Group Craft Time

Although people often get together to craft – it all started when we were kids crafting in school – most crafts are individual projects. Sometimes though, it is nice to work together as a team, to learn and to have a creation at the end that was a group effort.

Although this craft is better suited to keeping a group of country kids busy on summer holidays, it works equally well for a group of talented adults. We’re going to make a mural. This craft, a group mural, can be put on display at the school, in a home, shared between the participants or framed as a commemorative work.

Change the materials and instruction to suit your group. I’ve seen this done on large canvas sheets as part of a corporate team-building exercise, but for the purpose of this article, I’ll discuss the child’s version of the craft.

We begin with brown butcher or freezer paper. Most often found at the grocery store, it is about 18 inches wide and very strong enough to stand up to many hands at work. One side of the butcher paper is plastic coated, the side designed to be placed against the food. The non-shiny side takes markers, crayons and glues better.

You’ll need to gather all materials together – once kids get going they don’t want to stop, slow down, or wait for you to get “one more color”. Finger paint and water colors are great and inexpensive for hand prints, swirls of color and names. Spent magazines for cutting out pictures, words and pages make great collages.

It helps to keep everyone focused if you first collaborate on, and choose a group theme. Select a topic that makes sense to the group in some fashion – as a group. Kids just back from a trip to the zoo, or camping, or a day at the White House will supply the theme to aim for.

If the children have nothing in common as a group, choose a holiday or season. A fun mural for October, for instance, is to mix up finger paint in fall colors.

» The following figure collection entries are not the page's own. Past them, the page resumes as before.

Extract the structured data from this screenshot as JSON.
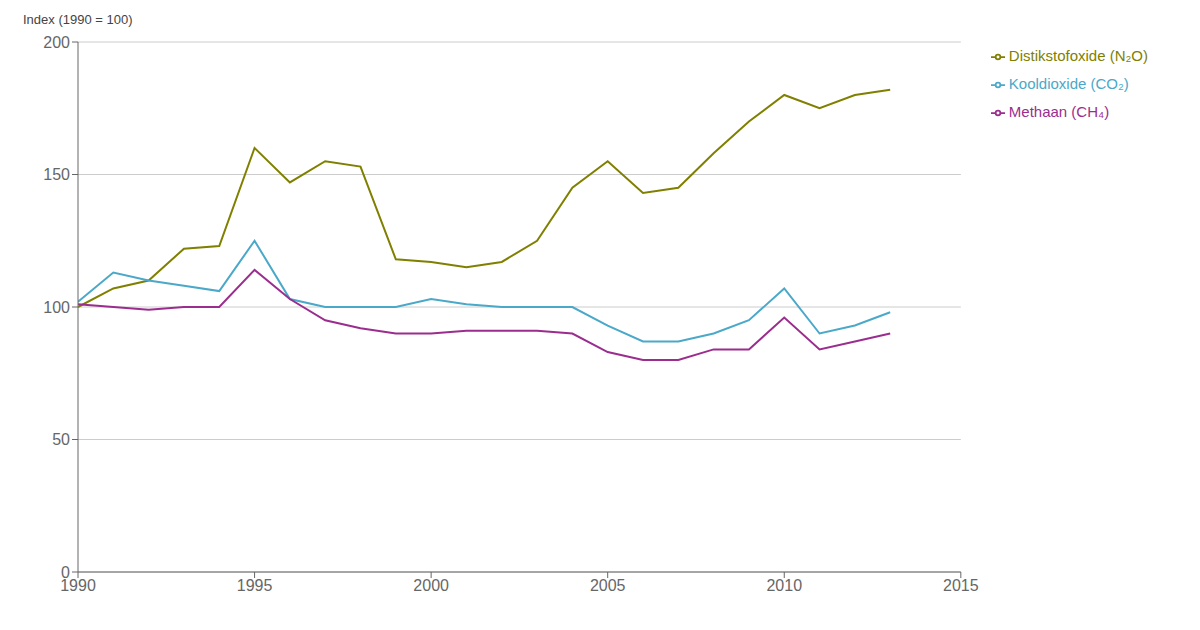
{
  "chart_data": {
    "type": "line",
    "ylabel": "Index (1990 = 100)",
    "x": [
      1990,
      1991,
      1992,
      1993,
      1994,
      1995,
      1996,
      1997,
      1998,
      1999,
      2000,
      2001,
      2002,
      2003,
      2004,
      2005,
      2006,
      2007,
      2008,
      2009,
      2010,
      2011,
      2012,
      2013
    ],
    "series": [
      {
        "name": "Distikstofoxide (N₂O)",
        "color": "#808000",
        "values": [
          100,
          107,
          110,
          122,
          123,
          160,
          147,
          155,
          153,
          118,
          117,
          115,
          117,
          125,
          145,
          155,
          143,
          145,
          158,
          170,
          180,
          175,
          180,
          182
        ]
      },
      {
        "name": "Kooldioxide (CO₂)",
        "color": "#4aa8c8",
        "values": [
          102,
          113,
          110,
          108,
          106,
          125,
          103,
          100,
          100,
          100,
          103,
          101,
          100,
          100,
          100,
          93,
          87,
          87,
          90,
          95,
          107,
          90,
          93,
          98
        ]
      },
      {
        "name": "Methaan (CH₄)",
        "color": "#9b2d8e",
        "values": [
          101,
          100,
          99,
          100,
          100,
          114,
          103,
          95,
          92,
          90,
          90,
          91,
          91,
          91,
          90,
          83,
          80,
          80,
          84,
          84,
          96,
          84,
          87,
          90
        ]
      }
    ],
    "xlim": [
      1990,
      2015
    ],
    "xticks": [
      1990,
      1995,
      2000,
      2005,
      2010,
      2015
    ],
    "ylim": [
      0,
      200
    ],
    "yticks": [
      0,
      50,
      100,
      150,
      200
    ],
    "grid": "y",
    "legend": "right"
  }
}
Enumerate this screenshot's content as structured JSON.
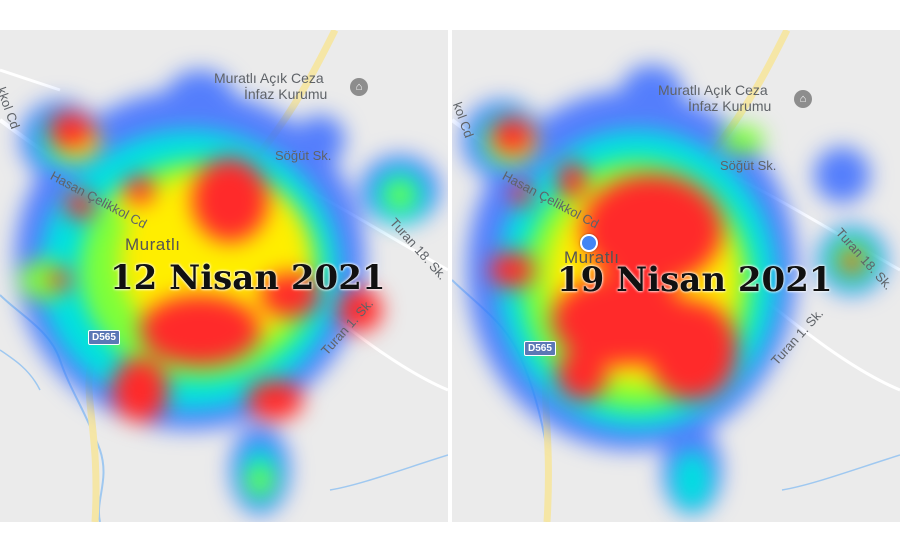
{
  "panels": [
    {
      "date_label": "12 Nisan 2021",
      "town_label": "Muratlı",
      "poi_line1": "Muratlı Açık Ceza",
      "poi_line2": "İnfaz Kurumu",
      "street_hasan": "Hasan Çelikkol Cd",
      "street_cd": "kkol Cd",
      "street_sogut": "Söğüt Sk.",
      "street_turan18": "Turan 18. Sk.",
      "street_turan1": "Turan 1. Sk.",
      "road_shield": "D565"
    },
    {
      "date_label": "19 Nisan 2021",
      "town_label": "Muratlı",
      "poi_line1": "Muratlı Açık Ceza",
      "poi_line2": "İnfaz Kurumu",
      "street_hasan": "Hasan Çelikkol Cd",
      "street_cd": "kol Cd",
      "street_sogut": "Söğüt Sk.",
      "street_turan18": "Turan 18. Sk.",
      "street_turan1": "Turan 1. Sk.",
      "road_shield": "D565"
    }
  ],
  "colors": {
    "heat_low": "#3a6cff",
    "heat_mid_low": "#00e0e0",
    "heat_mid": "#7dff3a",
    "heat_mid_high": "#ffee00",
    "heat_high": "#ff2a2a",
    "road_major": "#f5e6a6",
    "river": "#9fc8f0",
    "map_bg": "#ebebeb",
    "location_dot": "#4285f4"
  },
  "icons": [
    "prison-poi-icon",
    "current-location-dot"
  ]
}
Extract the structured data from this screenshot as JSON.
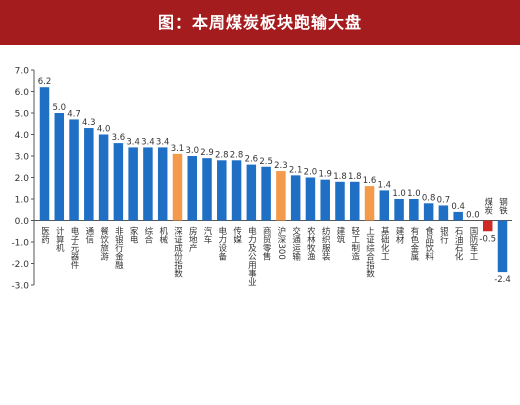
{
  "header": {
    "title": "图：本周煤炭板块跑输大盘"
  },
  "colors": {
    "title_bar": "#a51c1f",
    "bar_default": "#1f6fc5",
    "bar_highlight": "#f39a4b",
    "bar_negative_highlight": "#d02a27",
    "axis": "#555555",
    "text": "#333333"
  },
  "chart_data": {
    "type": "bar",
    "title": "图：本周煤炭板块跑输大盘",
    "xlabel": "",
    "ylabel": "",
    "ylim": [
      -3.0,
      7.0
    ],
    "yticks": [
      "7.0",
      "6.0",
      "5.0",
      "4.0",
      "3.0",
      "2.0",
      "1.0",
      "0.0",
      "-1.0",
      "-2.0",
      "-3.0"
    ],
    "grid": false,
    "categories": [
      "医药",
      "计算机",
      "电子元器件",
      "通信",
      "餐饮旅游",
      "非银行金融",
      "家电",
      "综合",
      "机械",
      "深证成份指数",
      "房地产",
      "汽车",
      "电力设备",
      "传媒",
      "电力及公用事业",
      "商贸零售",
      "沪深300",
      "交通运输",
      "农林牧渔",
      "纺织服装",
      "建筑",
      "轻工制造",
      "上证综合指数",
      "基础化工",
      "建材",
      "有色金属",
      "食品饮料",
      "银行",
      "石油石化",
      "国防军工",
      "煤炭",
      "钢铁"
    ],
    "values": [
      6.2,
      5.0,
      4.7,
      4.3,
      4.0,
      3.6,
      3.4,
      3.4,
      3.4,
      3.1,
      3.0,
      2.9,
      2.8,
      2.8,
      2.6,
      2.5,
      2.3,
      2.1,
      2.0,
      1.9,
      1.8,
      1.8,
      1.6,
      1.4,
      1.0,
      1.0,
      0.8,
      0.7,
      0.4,
      0.0,
      -0.5,
      -2.4
    ],
    "value_labels": [
      "6.2",
      "5.0",
      "4.7",
      "4.3",
      "4.0",
      "3.6",
      "3.4",
      "3.4",
      "3.4",
      "3.1",
      "3.0",
      "2.9",
      "2.8",
      "2.8",
      "2.6",
      "2.5",
      "2.3",
      "2.1",
      "2.0",
      "1.9",
      "1.8",
      "1.8",
      "1.6",
      "1.4",
      "1.0",
      "1.0",
      "0.8",
      "0.7",
      "0.4",
      "0.0",
      "-0.5",
      "-2.4"
    ],
    "highlight": [
      9,
      16,
      22
    ],
    "negative_highlight": [
      30
    ]
  }
}
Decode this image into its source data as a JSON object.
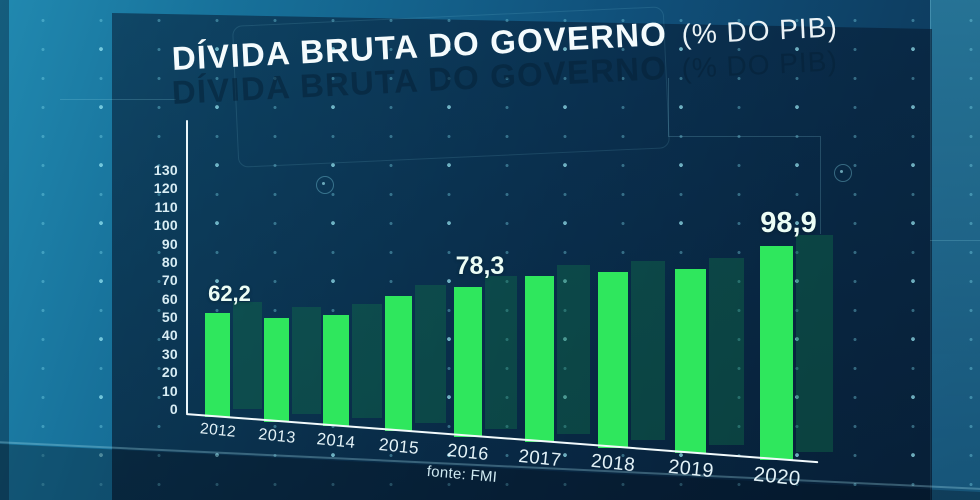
{
  "title": {
    "main": "DÍVIDA BRUTA DO GOVERNO",
    "suffix": "(% DO PIB)"
  },
  "source_label": "fonte: FMI",
  "chart_data": {
    "type": "bar",
    "title": "DÍVIDA BRUTA DO GOVERNO (% DO PIB)",
    "categories": [
      "2012",
      "2013",
      "2014",
      "2015",
      "2016",
      "2017",
      "2018",
      "2019",
      "2020"
    ],
    "values": [
      62.2,
      60,
      62,
      73,
      78.3,
      84,
      86,
      88,
      98.9
    ],
    "value_labels": [
      "62,2",
      "",
      "",
      "",
      "78,3",
      "",
      "",
      "",
      "98,9"
    ],
    "y_ticks": [
      130,
      120,
      110,
      100,
      90,
      80,
      70,
      60,
      50,
      40,
      30,
      20,
      10,
      0
    ],
    "ylim": [
      0,
      130
    ],
    "xlabel": "",
    "ylabel": "",
    "legend": false,
    "grid": "dotted-background",
    "source": "fonte: FMI",
    "bar_color": "#2fe75d",
    "bar_shadow_color": "#0d4a38",
    "axis_color": "#eef7fb",
    "value_label_color": "#ecfdf5",
    "tick_color": "#d8edf4"
  },
  "colors": {
    "background_teal": "#2189b0",
    "background_navy": "#0d3858",
    "panel": "#07203a",
    "dots": "#7ddaec",
    "floor_line": "#a8e6f2"
  }
}
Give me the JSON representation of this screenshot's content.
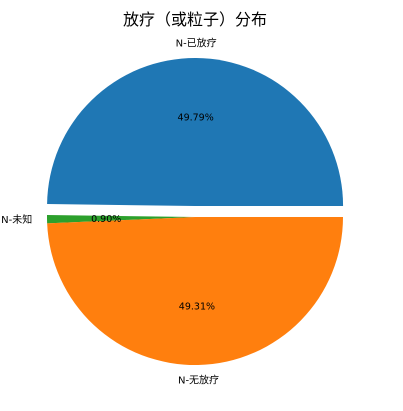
{
  "chart_data": {
    "type": "pie",
    "title": "放疗（或粒子）分布",
    "slices": [
      {
        "label": "N-已放疗",
        "value": 49.79,
        "percent_label": "49.79%",
        "color": "#1f77b4",
        "exploded": true
      },
      {
        "label": "N-未知",
        "value": 0.9,
        "percent_label": "0.90%",
        "color": "#2ca02c",
        "exploded": false
      },
      {
        "label": "N-无放疗",
        "value": 49.31,
        "percent_label": "49.31%",
        "color": "#ff7f0e",
        "exploded": false
      }
    ],
    "start_angle_deg": 0,
    "direction": "counterclockwise"
  }
}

Everyone gets to make a tree by first laying their forearm in brown paint, and laying their arm on the paper to make the trunk. If they spread out their fingers from this position, they will have five short branches at the top of their ‘tree’. Leaves are fingerprints all around the top of the tree using paints in other fall colors. Before painting your pre-schoolers for this craft however, add a few drops of dishwashing detergent to the finger paint when mixing it up to make washing up easier on everyone. Another idea for smaller children is to make a mural with an animal theme. Start by finding and cutting out animal pictures to begin with, and let them choose the ones they like the most to glue down.

As for corporate teams, consider your theme and set everyone off to work on their own. Each makes a square of ‘art’ to represent some aspect of the company or the group stands for. The squares are then pasted together to form one large, patchwork ‘quilt’ of sorts. You’d be surprised how nice some of these murals turn out!